Иногда он так покашливал.
— Но я ее не люблю! — сказал он. — Совершенно не люблю. У меня к ней ничего такого. Это она сама захотела… ну… Все время — она. Хм!
— Можно от него избавиться, если я захочу, — сказал он. Почти прошептал это. Мы шли как раз в совершенной темноте, где-то возле Акерсельвен.
Так! Вот оно что, помнится, подумал я. Я мог бы и заранее догадаться. Мне самому пришлось немало пережить в ту осень.
— Можно — так и сделай, — сказал я. И еще я что-то говорил — о том, что такое женитьба до окончания курса.
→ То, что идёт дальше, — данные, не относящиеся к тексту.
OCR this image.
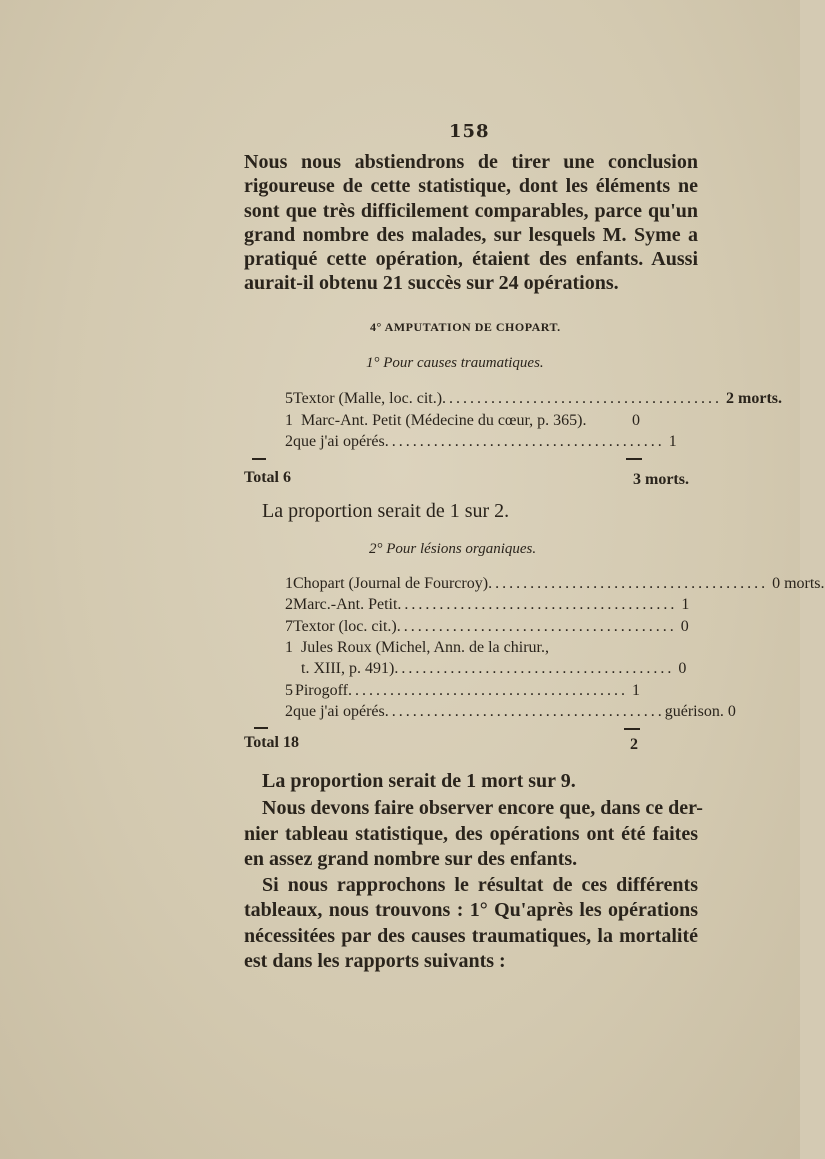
158
Nous nous abstiendrons de tirer une conclusion
rigoureuse de cette statistique, dont les éléments ne
sont que très difficilement comparables, parce qu'un
grand nombre des malades, sur lesquels M. Syme a
pratiqué cette opération, étaient des enfants. Aussi
aurait-il obtenu 21 succès sur 24 opérations.
4° AMPUTATION DE CHOPART.
1° Pour causes traumatiques.
5 Textor (Malle, loc. cit.) ........................................ 2 morts.
1 Marc-Ant. Petit (Médecine du cœur, p. 365).	0
2 que j'ai opérés ........................................ 1
Total 6	3 morts.
La proportion serait de 1 sur 2.
2° Pour lésions organiques.
1 Chopart (Journal de Fourcroy) ........................................ 0 morts.
2 Marc.-Ant. Petit ........................................ 1
7 Textor (loc. cit.) ........................................ 0
1 Jules Roux (Michel, Ann. de la chirur.,
t. XIII, p. 491) ........................................ 0
5 Pirogoff ........................................ 1
2 que j'ai opérés ........................................ guérison. 0
Total 18	2
La proportion serait de 1 mort sur 9.
Nous devons faire observer encore que, dans ce der-
nier tableau statistique, des opérations ont été faites
en assez grand nombre sur des enfants.
Si nous rapprochons le résultat de ces différents
tableaux, nous trouvons : 1° Qu'après les opérations
nécessitées par des causes traumatiques, la mortalité
est dans les rapports suivants :
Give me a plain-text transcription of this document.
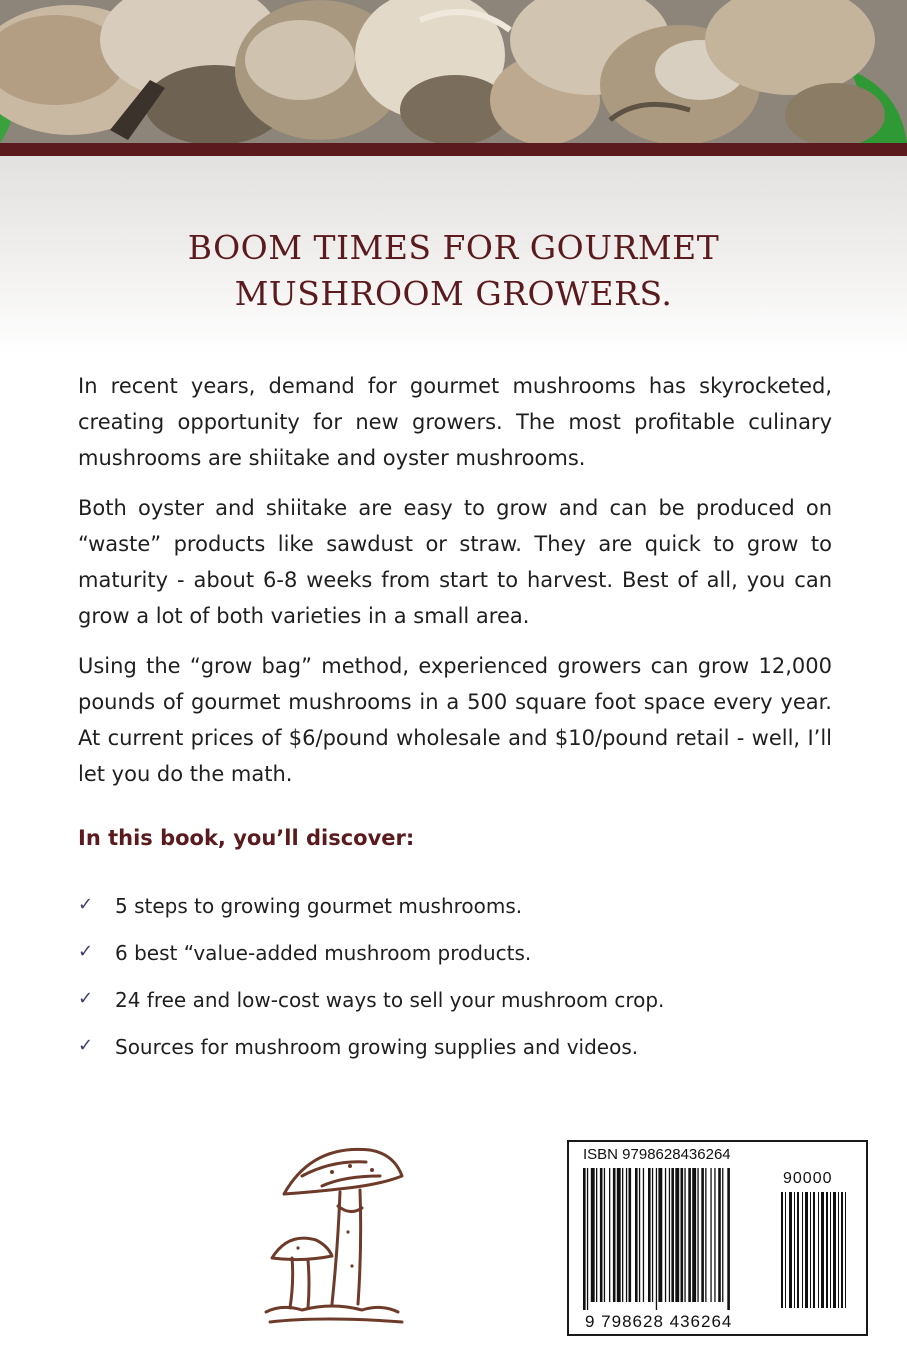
BOOM TIMES FOR GOURMET
MUSHROOM GROWERS.

In recent years, demand for gourmet mushrooms has skyrocketed, creating opportunity for new growers. The most profitable culinary mushrooms are shiitake and oyster mushrooms.

Both oyster and shiitake are easy to grow and can be produced on “waste” products like sawdust or straw. They are quick to grow to maturity - about 6-8 weeks from start to harvest. Best of all, you can grow a lot of both varieties in a small area.

Using the “grow bag” method, experienced growers can grow 12,000 pounds of gourmet mushrooms in a 500 square foot space every year. At current prices of $6/pound wholesale and $10/pound retail - well, I’ll let you do the math.

In this book, you’ll discover:
✓	5 steps to growing gourmet mushrooms.
✓	6 best “value-added mushroom products.
✓	24 free and low-cost ways to sell your mushroom crop.
✓	Sources for mushroom growing supplies and videos.
ISBN 9798628436264
90000
9 798628 436264
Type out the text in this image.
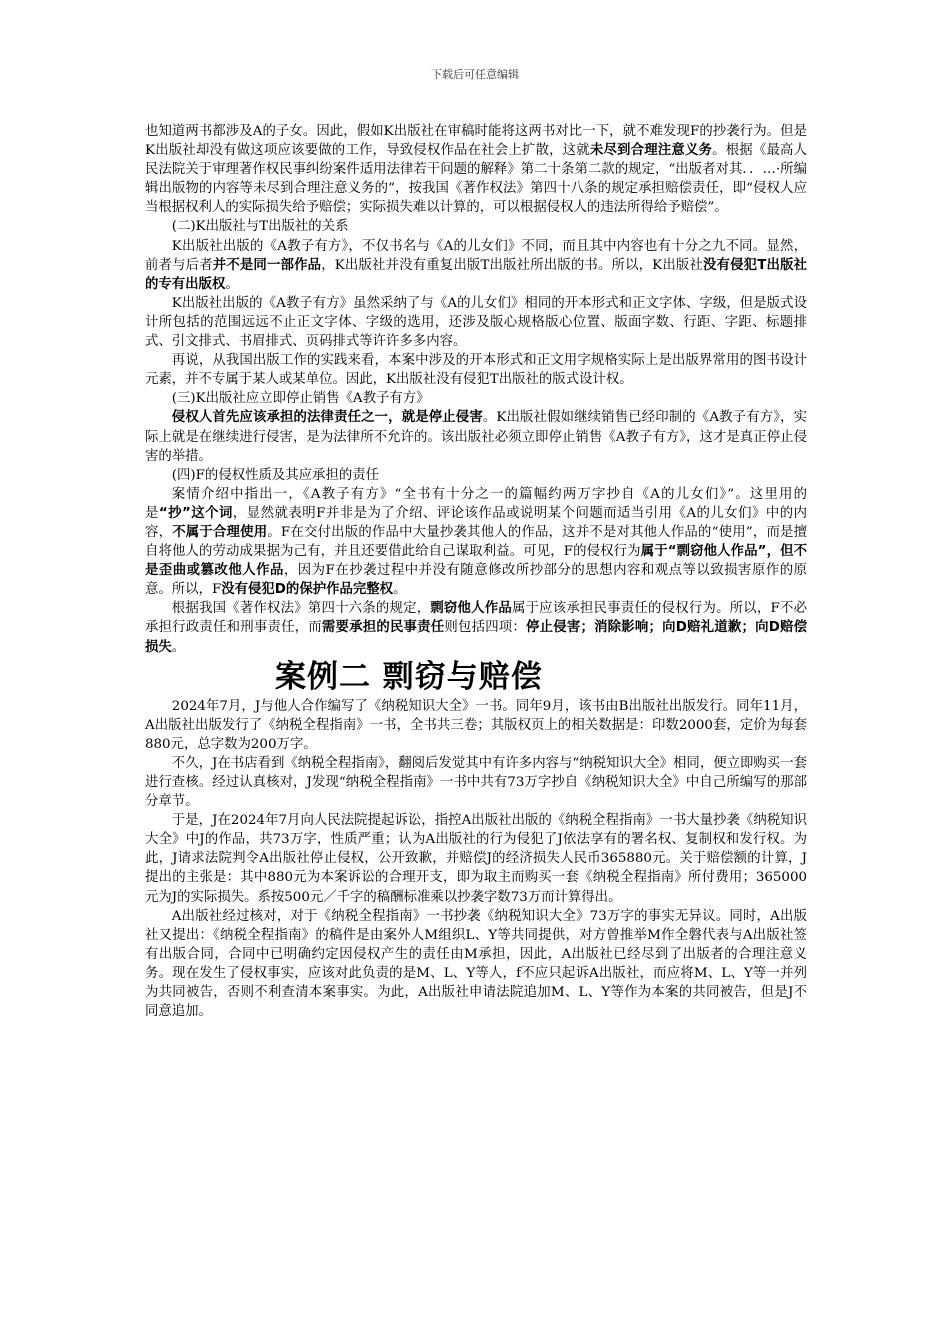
下载后可任意编辑

也知道两书都涉及A的子女。因此，假如K出版社在审稿时能将这两书对比一下，就不难发现F的抄袭行为。但是K出版社却没有做这项应该要做的工作，导致侵权作品在社会上扩散，这就未尽到合理注意义务。根据《最高人民法院关于审理著作权民事纠纷案件适用法律若干问题的解释》第二十条第二款的规定，“出版者对其．．…·所编辑出版物的内容等未尽到合理注意义务的”，按我国《著作权法》第四十八条的规定承担赔偿责任，即“侵权人应当根据权利人的实际损失给予赔偿；实际损失难以计算的，可以根据侵权人的违法所得给予赔偿”。

(二)K出版社与T出版社的关系

K出版社出版的《A教子有方》，不仅书名与《A的儿女们》不同，而且其中内容也有十分之九不同。显然，前者与后者并不是同一部作品，K出版社并没有重复出版T出版社所出版的书。所以，K出版社没有侵犯T出版社的专有出版权。

K出版社出版的《A教子有方》虽然采纳了与《A的儿女们》相同的开本形式和正文字体、字级，但是版式设计所包括的范围远远不止正文字体、字级的选用，还涉及版心规格版心位置、版面字数、行距、字距、标题排式、引文排式、书眉排式、页码排式等许许多多内容。

再说，从我国出版工作的实践来看，本案中涉及的开本形式和正文用字规格实际上是出版界常用的图书设计元素，并不专属于某人或某单位。因此，K出版社没有侵犯T出版社的版式设计权。

(三)K出版社应立即停止销售《A教子有方》

侵权人首先应该承担的法律责任之一，就是停止侵害。K出版社假如继续销售已经印制的《A教子有方》，实际上就是在继续进行侵害，是为法律所不允许的。该出版社必须立即停止销售《A教子有方》，这才是真正停止侵害的举措。

(四)F的侵权性质及其应承担的责任

案情介绍中指出一，《A教子有方》“全书有十分之一的篇幅约两万字抄自《A的儿女们》”。这里用的是“抄”这个词，显然就表明F并非是为了介绍、评论该作品或说明某个问题而适当引用《A的儿女们》中的内容，不属于合理使用。F在交付出版的作品中大量抄袭其他人的作品，这并不是对其他人作品的“使用”，而是擅自将他人的劳动成果据为己有，并且还要借此给自己谋取利益。可见，F的侵权行为属于“剽窃他人作品”，但不是歪曲或篡改他人作品，因为F在抄袭过程中并没有随意修改所抄部分的思想内容和观点等以致损害原作的原意。所以，F没有侵犯D的保护作品完整权。

根据我国《著作权法》第四十六条的规定，剽窃他人作品属于应该承担民事责任的侵权行为。所以，F不必承担行政责任和刑事责任，而需要承担的民事责任则包括四项：停止侵害；消除影响；向D赔礼道歉；向D赔偿损失。

案例二 剽窃与赔偿

2024年7月，J与他人合作编写了《纳税知识大全》一书。同年9月，该书由B出版社出版发行。同年11月，A出版社出版发行了《纳税全程指南》一书，全书共三卷；其版权页上的相关数据是：印数2000套，定价为每套880元，总字数为200万字。

不久，J在书店看到《纳税全程指南》，翻阅后发觉其中有许多内容与“纳税知识大全》相同，便立即购买一套进行查核。经过认真核对，J发现“纳税全程指南》一书中共有73万字抄自《纳税知识大全》中自己所编写的那部分章节。

于是，J在2024年7月向人民法院提起诉讼，指控A出版社出版的《纳税全程指南》一书大量抄袭《纳税知识大全》中J的作品，共73万字，性质严重；认为A出版社的行为侵犯了J依法享有的署名权、复制权和发行权。为此，J请求法院判令A出版社停止侵权，公开致歉，并赔偿J的经济损失人民币365880元。关于赔偿额的计算，J提出的主张是：其中880元为本案诉讼的合理开支，即为取主而购买一套《纳税全程指南》所付费用；365000元为J的实际损失。系按500元／千字的稿酬标准乘以抄袭字数73万而计算得出。

A出版社经过核对，对于《纳税全程指南》一书抄袭《纳税知识大全》73万字的事实无异议。同时，A出版社又提出：《纳税全程指南》的稿件是由案外人M组织L、Y等共同提供，对方曾推举M作全磐代表与A出版社签有出版合同，合同中已明确约定因侵权产生的责任由M承担，因此，A出版社已经尽到了出版者的合理注意义务。现在发生了侵权事实，应该对此负责的是M、L、Y等人，f不应只起诉A出版社，而应将M、L、Y等一并列为共同被告，否则不利查清本案事实。为此，A出版社申请法院追加M、L、Y等作为本案的共同被告，但是J不同意追加。
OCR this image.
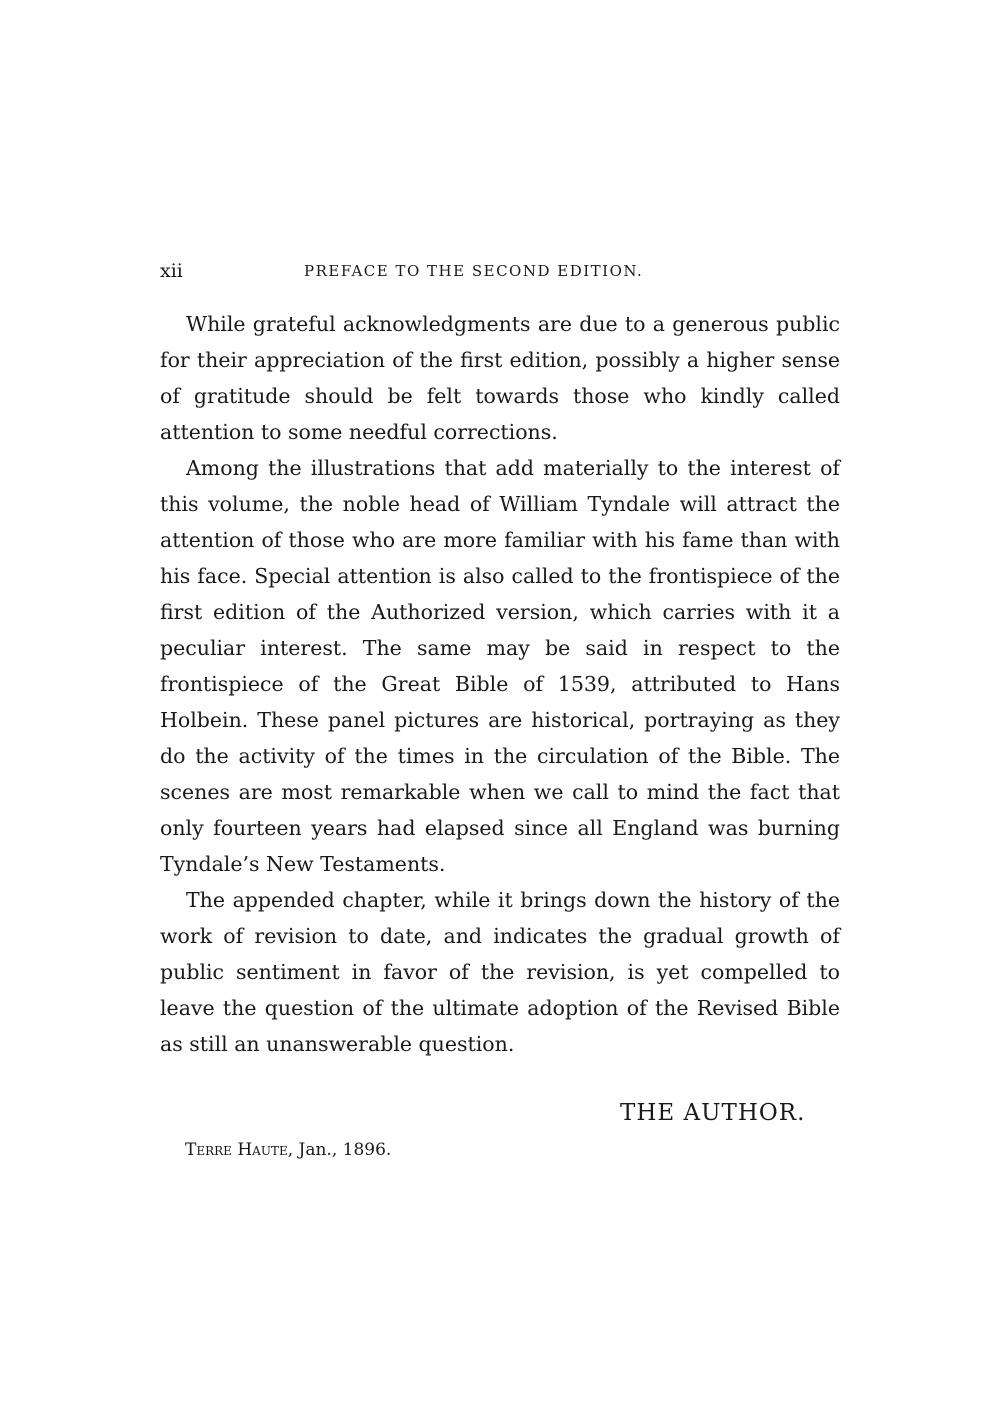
xii	PREFACE TO THE SECOND EDITION.

While grateful acknowledgments are due to a generous public for their appreciation of the first edition, possibly a higher sense of gratitude should be felt towards those who kindly called attention to some needful corrections.

Among the illustrations that add materially to the interest of this volume, the noble head of William Tyndale will attract the attention of those who are more familiar with his fame than with his face. Special attention is also called to the frontispiece of the first edition of the Authorized version, which carries with it a peculiar interest. The same may be said in respect to the frontispiece of the Great Bible of 1539, attributed to Hans Holbein. These panel pictures are historical, portraying as they do the activity of the times in the circulation of the Bible. The scenes are most remarkable when we call to mind the fact that only fourteen years had elapsed since all England was burning Tyndale’s New Testaments.

The appended chapter, while it brings down the history of the work of revision to date, and indicates the gradual growth of public sentiment in favor of the revision, is yet compelled to leave the question of the ultimate adoption of the Revised Bible as still an unanswerable question.

THE AUTHOR.
Terre Haute, Jan., 1896.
Неизвестно, как будет с учебой.
Жениться — так мне казалось, в те времена казалось — это все равно что с завязанными глазами шагнуть за тюремную решетку, в темную камеру, где тебя ждет что-то страшное. И на всю жизнь (так я думал). Только представить — на всю жизнь.
— Раз ты ее не любишь! — говорил я. — Господи, избавься ты от этого. Подумай, ведь на всю жизнь!
Вот как я говорил.
— Хм! — кашлянул он злобно рядом в темноте. Впрочем, не только злобно. Сосредоточенно.
Когда он заговорил, показалось, будто это из далекой дали, словно он переговаривался со мной через долгий ряд комнат — через открытые двери, что ли, или, во всяком случае, через полуоткрытые, — но через ряд комнат. Темных, пустых или заставленных неизвестными мне вещами. Эти комнаты всегда были между ним и нами — темные комнаты, о которых он кое-что знал, но не все, и которых он в глубине души боялся. Он боялся темноты. Он боялся темноты в себе самом. Темный, глухой, далекий призвук в его голосе натолкнул меня на эту картину; и впервые меня поразила мысль, что я понял, отчего он бывал так рассеян, отчего погружался в свои мысли, отчего выключался из общей беседы, отчего он был такой, как был. Конечно, ничего этого я не понял. Ни тогда, ни прежде, ни потом. Я и теперь этого не понимаю. Просто в тот момент мне пришла в голову картина, показавшаяся удачной.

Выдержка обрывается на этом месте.